Charlie Jane reads a story about Audrey and her unrentable donut-shaped apartment after her breakup with Mary. The chain of their broken promises. “We’ll only eat candy we make ourselves!” Not. Audrey sits down at the computer to search for new roommates and is addicted to internet porn. She finds “master doug and lady bee” who want a live in part time sex slave, french maid, and nanny. Her vanilla ex doesn’t understand. “Maybe you should go to a Munch!?” says Mary as they continue to codependently call each other, post-breakup. The suburban squalor of Master Doug and Lady Bee’s cul de sac house in Alameda. I didn’t think you’d have so much stuff! I hope you can fit it into your hutch!
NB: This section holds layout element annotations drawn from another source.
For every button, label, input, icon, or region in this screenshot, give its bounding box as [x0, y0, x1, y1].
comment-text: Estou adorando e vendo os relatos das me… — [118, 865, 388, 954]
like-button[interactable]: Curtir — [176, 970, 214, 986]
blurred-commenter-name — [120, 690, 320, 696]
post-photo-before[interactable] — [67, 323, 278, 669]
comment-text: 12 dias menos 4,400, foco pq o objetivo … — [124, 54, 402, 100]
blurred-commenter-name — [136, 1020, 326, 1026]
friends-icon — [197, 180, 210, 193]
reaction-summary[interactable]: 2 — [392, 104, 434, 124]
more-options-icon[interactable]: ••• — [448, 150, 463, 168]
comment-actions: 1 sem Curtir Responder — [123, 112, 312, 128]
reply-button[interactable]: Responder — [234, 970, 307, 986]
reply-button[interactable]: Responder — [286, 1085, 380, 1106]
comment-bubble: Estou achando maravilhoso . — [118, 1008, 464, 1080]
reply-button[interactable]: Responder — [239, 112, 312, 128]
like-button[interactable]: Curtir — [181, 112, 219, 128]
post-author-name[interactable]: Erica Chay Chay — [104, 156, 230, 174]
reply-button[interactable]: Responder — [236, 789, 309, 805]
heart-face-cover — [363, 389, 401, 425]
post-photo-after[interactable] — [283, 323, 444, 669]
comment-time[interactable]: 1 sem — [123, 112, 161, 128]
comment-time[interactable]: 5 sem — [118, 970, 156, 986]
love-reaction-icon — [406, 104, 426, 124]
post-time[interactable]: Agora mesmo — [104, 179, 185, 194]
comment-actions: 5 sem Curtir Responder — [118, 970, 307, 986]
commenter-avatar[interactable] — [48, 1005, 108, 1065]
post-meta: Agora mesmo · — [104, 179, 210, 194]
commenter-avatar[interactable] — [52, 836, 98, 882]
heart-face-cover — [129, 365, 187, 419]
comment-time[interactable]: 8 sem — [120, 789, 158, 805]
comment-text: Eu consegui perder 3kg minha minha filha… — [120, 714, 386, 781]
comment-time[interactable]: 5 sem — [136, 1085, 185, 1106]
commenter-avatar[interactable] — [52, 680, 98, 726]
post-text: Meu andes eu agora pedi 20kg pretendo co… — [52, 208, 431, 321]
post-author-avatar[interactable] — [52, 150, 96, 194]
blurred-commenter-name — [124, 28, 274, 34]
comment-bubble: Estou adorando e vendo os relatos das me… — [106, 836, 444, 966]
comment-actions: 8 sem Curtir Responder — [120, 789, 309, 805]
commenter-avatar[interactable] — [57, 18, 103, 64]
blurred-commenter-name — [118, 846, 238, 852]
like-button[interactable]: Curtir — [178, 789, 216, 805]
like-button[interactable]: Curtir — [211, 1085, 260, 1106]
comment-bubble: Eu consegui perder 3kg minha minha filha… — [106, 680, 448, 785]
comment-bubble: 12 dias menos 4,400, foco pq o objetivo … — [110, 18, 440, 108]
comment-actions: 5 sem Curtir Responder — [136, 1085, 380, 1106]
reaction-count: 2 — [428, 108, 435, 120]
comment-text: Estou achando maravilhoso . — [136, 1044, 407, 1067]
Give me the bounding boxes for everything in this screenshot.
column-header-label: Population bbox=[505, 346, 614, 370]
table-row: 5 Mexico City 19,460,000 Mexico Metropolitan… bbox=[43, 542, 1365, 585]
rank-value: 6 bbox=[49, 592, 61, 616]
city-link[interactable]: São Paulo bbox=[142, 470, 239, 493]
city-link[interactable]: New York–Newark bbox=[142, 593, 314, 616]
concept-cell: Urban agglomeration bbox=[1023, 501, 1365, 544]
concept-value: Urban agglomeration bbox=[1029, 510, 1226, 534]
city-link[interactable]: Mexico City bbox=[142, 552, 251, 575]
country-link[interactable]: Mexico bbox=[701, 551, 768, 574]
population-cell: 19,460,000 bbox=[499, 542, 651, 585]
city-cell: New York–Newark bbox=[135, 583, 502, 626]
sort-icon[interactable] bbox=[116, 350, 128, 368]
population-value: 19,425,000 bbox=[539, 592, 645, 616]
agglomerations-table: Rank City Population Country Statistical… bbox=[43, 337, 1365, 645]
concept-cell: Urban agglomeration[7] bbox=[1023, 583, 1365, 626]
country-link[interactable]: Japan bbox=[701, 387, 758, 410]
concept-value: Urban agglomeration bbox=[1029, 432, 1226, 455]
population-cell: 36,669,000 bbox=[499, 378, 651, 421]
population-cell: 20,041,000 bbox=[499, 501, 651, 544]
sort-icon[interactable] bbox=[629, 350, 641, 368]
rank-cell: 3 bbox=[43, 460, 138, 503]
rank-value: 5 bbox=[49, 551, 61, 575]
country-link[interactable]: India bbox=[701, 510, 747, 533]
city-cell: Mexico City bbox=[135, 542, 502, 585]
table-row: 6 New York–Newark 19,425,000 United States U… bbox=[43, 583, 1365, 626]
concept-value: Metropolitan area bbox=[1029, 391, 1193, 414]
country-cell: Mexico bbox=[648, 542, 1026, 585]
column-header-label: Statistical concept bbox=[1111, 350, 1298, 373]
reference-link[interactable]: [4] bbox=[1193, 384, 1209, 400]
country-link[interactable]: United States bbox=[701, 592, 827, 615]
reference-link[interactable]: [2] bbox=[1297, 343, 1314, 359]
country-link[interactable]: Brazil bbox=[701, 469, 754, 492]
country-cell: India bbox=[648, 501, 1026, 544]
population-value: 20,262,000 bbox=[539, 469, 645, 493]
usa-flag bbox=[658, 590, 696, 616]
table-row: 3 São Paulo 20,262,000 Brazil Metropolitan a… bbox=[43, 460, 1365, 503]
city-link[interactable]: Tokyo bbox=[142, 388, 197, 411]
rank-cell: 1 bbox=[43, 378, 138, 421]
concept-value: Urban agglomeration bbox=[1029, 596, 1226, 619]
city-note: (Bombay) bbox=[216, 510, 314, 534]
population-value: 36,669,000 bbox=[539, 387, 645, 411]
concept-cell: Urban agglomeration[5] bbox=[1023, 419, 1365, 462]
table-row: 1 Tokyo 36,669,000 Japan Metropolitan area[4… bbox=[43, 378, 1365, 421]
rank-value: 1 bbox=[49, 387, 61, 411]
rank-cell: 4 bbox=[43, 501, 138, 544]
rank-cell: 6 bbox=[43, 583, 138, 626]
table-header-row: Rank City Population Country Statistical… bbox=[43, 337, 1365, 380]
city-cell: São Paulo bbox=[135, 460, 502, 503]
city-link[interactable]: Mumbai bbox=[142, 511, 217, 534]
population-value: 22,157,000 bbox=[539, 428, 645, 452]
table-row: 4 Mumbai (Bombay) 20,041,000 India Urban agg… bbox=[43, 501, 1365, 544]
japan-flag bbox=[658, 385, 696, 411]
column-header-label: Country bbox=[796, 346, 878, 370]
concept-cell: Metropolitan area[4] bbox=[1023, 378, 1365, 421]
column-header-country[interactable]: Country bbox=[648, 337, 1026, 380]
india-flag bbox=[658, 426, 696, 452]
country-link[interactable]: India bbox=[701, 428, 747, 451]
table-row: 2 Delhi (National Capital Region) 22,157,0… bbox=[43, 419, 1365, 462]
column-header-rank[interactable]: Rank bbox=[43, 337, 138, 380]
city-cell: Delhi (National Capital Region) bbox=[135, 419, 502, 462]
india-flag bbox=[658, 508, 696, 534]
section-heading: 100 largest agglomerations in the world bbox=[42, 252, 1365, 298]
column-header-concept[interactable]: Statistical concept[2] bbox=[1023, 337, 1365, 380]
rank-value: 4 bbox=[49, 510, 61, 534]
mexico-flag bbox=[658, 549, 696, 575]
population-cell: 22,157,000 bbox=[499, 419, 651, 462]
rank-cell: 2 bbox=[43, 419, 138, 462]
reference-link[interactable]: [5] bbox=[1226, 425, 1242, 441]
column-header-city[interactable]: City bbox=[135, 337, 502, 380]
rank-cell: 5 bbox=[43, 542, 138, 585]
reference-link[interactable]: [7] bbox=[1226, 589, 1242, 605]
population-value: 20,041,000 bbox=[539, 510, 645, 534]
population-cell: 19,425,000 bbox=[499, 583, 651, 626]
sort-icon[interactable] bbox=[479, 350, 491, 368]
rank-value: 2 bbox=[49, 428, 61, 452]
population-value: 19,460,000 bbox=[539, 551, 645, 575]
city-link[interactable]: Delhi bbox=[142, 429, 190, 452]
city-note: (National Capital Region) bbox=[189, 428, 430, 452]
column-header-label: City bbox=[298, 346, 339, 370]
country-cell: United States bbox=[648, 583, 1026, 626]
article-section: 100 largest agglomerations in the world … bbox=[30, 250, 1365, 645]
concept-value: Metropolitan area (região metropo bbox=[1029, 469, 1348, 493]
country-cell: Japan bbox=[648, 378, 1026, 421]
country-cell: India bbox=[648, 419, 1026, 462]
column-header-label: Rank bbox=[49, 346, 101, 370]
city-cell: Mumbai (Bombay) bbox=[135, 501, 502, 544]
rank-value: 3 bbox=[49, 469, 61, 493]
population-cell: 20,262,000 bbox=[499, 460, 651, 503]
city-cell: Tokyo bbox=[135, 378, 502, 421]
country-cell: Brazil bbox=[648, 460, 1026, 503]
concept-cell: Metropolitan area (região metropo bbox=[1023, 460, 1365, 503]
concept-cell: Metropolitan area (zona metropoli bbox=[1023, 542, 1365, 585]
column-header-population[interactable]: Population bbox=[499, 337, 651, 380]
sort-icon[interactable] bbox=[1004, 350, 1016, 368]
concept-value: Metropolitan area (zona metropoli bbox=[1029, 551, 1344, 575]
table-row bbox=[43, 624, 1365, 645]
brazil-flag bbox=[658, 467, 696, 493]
Sara and I are cracking up. The maid uniform is from the Halloween store. Audrey longs to be subsumed in lifestyle D/S and scoured clean of her doubts. But suburban slavery doesn’t transfigure her. At least not yet. Creepy and funny and sad!
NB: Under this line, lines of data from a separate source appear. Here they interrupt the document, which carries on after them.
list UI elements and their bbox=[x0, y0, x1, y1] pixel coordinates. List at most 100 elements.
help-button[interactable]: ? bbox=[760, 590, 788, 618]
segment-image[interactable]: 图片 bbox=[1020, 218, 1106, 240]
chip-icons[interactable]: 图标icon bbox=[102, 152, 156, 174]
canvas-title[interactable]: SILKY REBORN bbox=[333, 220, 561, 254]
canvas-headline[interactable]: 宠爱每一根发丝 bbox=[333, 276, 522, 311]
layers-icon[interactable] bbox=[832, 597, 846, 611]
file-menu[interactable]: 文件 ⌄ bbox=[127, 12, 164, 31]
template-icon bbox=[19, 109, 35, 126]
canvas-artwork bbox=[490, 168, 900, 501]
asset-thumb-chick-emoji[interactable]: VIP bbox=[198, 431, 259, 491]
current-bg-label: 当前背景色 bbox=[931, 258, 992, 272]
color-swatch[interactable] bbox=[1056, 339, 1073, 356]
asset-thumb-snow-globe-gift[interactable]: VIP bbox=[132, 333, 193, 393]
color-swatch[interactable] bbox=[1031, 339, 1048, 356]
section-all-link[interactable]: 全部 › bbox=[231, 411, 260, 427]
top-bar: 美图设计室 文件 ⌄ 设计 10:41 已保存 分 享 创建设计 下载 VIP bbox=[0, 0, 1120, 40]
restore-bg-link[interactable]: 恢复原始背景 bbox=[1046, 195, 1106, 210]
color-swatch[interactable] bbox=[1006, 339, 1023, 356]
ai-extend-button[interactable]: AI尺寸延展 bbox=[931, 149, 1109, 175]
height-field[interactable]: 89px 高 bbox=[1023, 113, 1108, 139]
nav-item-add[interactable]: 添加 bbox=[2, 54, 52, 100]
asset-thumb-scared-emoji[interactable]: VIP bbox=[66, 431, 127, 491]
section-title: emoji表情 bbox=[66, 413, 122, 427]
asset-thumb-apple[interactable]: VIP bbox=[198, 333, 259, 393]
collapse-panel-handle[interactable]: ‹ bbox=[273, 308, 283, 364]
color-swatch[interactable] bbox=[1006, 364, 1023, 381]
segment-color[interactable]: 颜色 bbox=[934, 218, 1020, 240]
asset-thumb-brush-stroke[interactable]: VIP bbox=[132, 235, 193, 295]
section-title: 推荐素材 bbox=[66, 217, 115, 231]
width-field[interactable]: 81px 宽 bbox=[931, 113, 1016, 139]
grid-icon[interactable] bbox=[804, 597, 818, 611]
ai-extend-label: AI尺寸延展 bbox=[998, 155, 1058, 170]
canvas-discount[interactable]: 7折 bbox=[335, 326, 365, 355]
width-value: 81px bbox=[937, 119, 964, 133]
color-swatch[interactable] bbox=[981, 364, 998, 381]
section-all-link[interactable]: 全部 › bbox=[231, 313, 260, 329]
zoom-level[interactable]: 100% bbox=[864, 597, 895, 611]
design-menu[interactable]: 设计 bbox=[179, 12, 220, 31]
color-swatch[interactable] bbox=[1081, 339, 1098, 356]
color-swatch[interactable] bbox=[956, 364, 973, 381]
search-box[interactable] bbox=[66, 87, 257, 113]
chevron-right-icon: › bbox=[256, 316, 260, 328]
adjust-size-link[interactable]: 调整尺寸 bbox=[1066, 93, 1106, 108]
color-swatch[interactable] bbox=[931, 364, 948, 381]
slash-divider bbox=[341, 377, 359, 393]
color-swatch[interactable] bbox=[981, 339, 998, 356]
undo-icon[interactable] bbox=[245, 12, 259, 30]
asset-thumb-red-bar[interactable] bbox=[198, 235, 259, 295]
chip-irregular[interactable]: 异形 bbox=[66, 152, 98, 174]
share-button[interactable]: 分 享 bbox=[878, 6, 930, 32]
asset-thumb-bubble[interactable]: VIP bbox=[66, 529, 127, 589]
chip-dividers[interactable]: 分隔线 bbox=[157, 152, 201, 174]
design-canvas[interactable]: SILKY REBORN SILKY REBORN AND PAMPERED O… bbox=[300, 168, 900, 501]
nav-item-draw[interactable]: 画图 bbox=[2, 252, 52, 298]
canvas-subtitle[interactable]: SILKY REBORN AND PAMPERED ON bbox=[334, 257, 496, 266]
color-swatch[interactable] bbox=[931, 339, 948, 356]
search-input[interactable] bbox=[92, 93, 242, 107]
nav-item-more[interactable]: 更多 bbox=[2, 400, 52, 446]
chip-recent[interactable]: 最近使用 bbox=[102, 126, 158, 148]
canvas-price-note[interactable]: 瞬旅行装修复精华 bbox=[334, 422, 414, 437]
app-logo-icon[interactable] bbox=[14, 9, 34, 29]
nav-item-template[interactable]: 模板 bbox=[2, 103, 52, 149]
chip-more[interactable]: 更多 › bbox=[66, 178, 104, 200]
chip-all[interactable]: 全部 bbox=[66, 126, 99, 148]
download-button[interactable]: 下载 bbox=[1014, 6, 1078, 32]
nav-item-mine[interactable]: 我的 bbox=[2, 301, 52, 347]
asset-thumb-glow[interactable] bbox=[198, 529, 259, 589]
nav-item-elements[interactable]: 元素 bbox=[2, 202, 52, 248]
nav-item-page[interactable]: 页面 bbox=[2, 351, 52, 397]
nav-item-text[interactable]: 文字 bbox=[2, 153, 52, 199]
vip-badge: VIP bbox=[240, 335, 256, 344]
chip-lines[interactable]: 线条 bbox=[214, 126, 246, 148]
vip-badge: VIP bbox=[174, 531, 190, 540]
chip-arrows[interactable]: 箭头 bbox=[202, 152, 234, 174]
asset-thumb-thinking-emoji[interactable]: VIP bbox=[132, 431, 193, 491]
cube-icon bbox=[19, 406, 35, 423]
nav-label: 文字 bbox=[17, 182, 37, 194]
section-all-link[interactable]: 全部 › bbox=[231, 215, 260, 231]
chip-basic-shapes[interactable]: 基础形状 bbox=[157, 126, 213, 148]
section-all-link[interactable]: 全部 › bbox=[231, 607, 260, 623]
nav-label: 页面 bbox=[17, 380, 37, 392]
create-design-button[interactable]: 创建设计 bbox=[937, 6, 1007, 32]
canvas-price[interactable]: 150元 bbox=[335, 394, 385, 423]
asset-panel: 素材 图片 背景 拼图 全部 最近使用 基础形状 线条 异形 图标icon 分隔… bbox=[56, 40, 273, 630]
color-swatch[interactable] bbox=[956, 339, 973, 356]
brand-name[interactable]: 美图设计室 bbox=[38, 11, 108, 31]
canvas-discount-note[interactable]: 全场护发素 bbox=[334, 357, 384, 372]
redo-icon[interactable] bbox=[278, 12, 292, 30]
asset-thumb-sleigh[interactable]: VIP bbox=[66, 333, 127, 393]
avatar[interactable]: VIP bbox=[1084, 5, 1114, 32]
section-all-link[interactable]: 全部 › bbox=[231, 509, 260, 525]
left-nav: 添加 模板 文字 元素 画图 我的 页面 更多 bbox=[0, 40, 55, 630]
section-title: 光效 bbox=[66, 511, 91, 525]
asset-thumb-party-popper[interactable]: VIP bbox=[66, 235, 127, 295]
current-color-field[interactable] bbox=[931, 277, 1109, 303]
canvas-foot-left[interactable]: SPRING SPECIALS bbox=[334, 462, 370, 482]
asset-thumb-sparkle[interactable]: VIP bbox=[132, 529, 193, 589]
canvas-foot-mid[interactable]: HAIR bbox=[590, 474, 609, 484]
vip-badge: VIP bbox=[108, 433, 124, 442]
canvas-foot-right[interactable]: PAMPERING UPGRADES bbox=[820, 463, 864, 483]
Charlie Getter. He likes to yell. We’re radioactive! I prefer the yelling to sing-song daydream twee-land. He’s preaching it. Walls fall. A couple of people call & respond and go “Yeah” at the right points. Gravity! Why is this place so messy! Rant on! This man has been in church with some snakes. Or can fake it from watching it on TV. I don’t care if your stock options have risen to 300 dollars a share because we are on a mountain and gravity expands and contracts like the heaving chest of a sleeping puppy! And we might be its dreams. Yes you heard me. A puppy. You probably heard Mr. Yelly too. New poem. (recite-yelled.) The ocean. Landlocked places. The audience attends! Bolivia… well actually Bolivia is sort of not landlocked or it wasn’t and it does have that one patch of beach. He does not like Kansas either and is probably Bucky’s friend. At least this is not boring, and has an Idea. I like more density of ideas though, and something that is more of a new idea. Or at least one new idea slammed into an old idea. However, cannot help but clap for walls falling and the awesomeness of oceans. Unless you’re Bolivia.

Thus ends my critique.

I’m curious to go back to Quiet Lightning and see what new writers pop up! I wish for this event to take its own format more seriously. The publishing venture is impressive & a good thing. I enjoyed that many of the stories and poems were San Francisco-centric with recognizable Bay Area landmarks and culture at their heart.

Next reading of any sort that I go to, I’m going to record the “hmmmmm” noise so as to make fun of it better.